The use of such a curve can also advantageously be used independently of the other features of the contouring method for a base point search. In particular, such a support search can also be combined with methods other than the inventive method for determining a model contour.

Before the first model contour is ascertained, substructures of the body structure can be ascertained and corresponding support points marked or selected. In this way, these support points do not adversely affect the subsequent model contour determination. For example, the cornea (cornea in front of the lens) or the optic nerve can be segmented in advance in one eye. For the determination of the substructure, the above-described methods can be used, for example, as described using the contouring of the overall body structure. It goes without saying that the method according to the invention can in principle be used in any dimensions, in particular 2 and 3 dimensions. Here, the 3-dimensional application is also advantageous regardless of the other features of the contouring method, since starting from a location inside the body structures, grinding along the contour can be avoided with each cut.

Further advantages, goals and properties of the present invention are illustrated by the description of the attached drawing, in which an inventive contouring method is shown by way of example.

The drawing shows:

1 shows a schematic representation of the process flow in a contouring method according to the invention,

2 shows a schematic illustration of a position parameter interval determination in the method according to FIG. 1,

3 is a schematic diagram for the rough determination of the base position in the search for a base,

Fig. 4 is an enlarged view of the sketch of Figure 3 for

Presentation of a fine adjustment when searching for a support point, 5 shows an exemplary representation of a CT data record via a one-dimensional path,

Fig. 6 found support points and determined model contour for a first pair of lower and upper support point threshold and

7 found support points and determined model contour for a second pair of lower and upper support point threshold values.

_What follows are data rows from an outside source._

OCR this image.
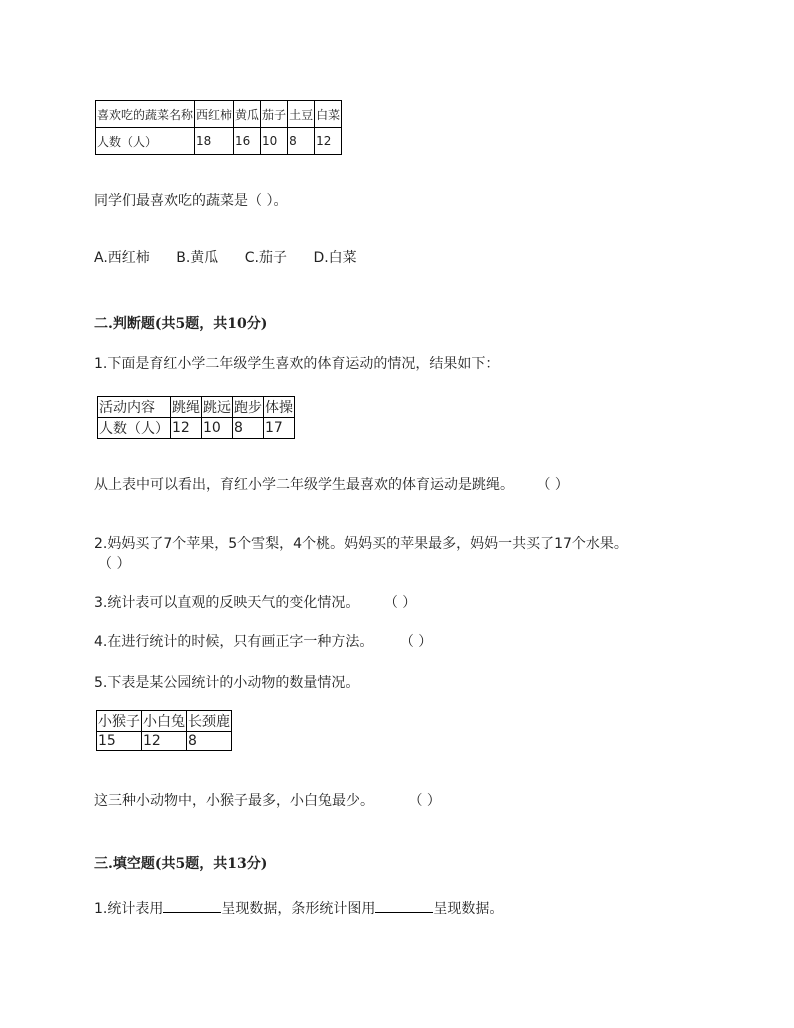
喜欢吃的蔬菜名称	西红柿	黄瓜	茄子	土豆	白菜
人数（人）	18	16	10	8	12
同学们最喜欢吃的蔬菜是（ ）。
A.西红柿 B.黄瓜 C.茄子 D.白菜
二.判断题(共5题，共10分)
1.下面是育红小学二年级学生喜欢的体育运动的情况，结果如下：
活动内容	跳绳	跳远	跑步	体操
人数（人）	12	10	8	17
从上表中可以看出，育红小学二年级学生最喜欢的体育运动是跳绳。 （ ）
2.妈妈买了7个苹果，5个雪梨，4个桃。妈妈买的苹果最多，妈妈一共买了17个水果。
（ ）
3.统计表可以直观的反映天气的变化情况。 （ ）
4.在进行统计的时候，只有画正字一种方法。 （ ）
5.下表是某公园统计的小动物的数量情况。
小猴子	小白兔	长颈鹿
15	12	8
这三种小动物中，小猴子最多，小白兔最少。 （ ）
三.填空题(共5题，共13分)
1.统计表用	呈现数据，条形统计图用	呈现数据。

The contouring method shown in the figures is used to adapt an ellipse shape to an actual contour of an eye. For this purpose, as shown in FIG. 1, the CT data are first subjected to pre-processing by a filter. In a second step, support points are first searched for on the respective eye edge as part of a rough search. Following this, the lens is searched for on the basis of the support points found and the cornea is re-segmented. Before a first model contour is determined on the basis of the support points sought in order to eliminate defective support points, the support points are fine-tuned. Following this, as already indicated above, a model contour is determined, defective support points being eliminated. After a final ellipse adjustment, an ellipse obtained in this way as a model contour is output as a contour. In the filter used, a function is created from the two independent SO (2) invariants of the Hesse matrix Tr H and Tr H ²

h '(x, y) = h (x, y) - Tτ (H (x, y) ² ) - Tτ ² H (x, y) sign (TrH (x, y)); 0 <α <l

applied to the Hounsfield values of the two-dimensional CT data. This is shown by way of example for a section along a one-dimensional path through a CT data record in FIG. 5. Here, h denotes the Hounsfield values, while h 'represents the values after the filtering. The filter highlights line-like structures in the two-dimensional data set, but leaves individual pixels that stand out from the environment unchanged. In this way, line-like contours present in the CT data record are sharpened. As can be seen directly from FIG. 5, increases are thus exaggerated. Smoothing along the line-like structures cannot be represented in such a section. The filter can be iterated.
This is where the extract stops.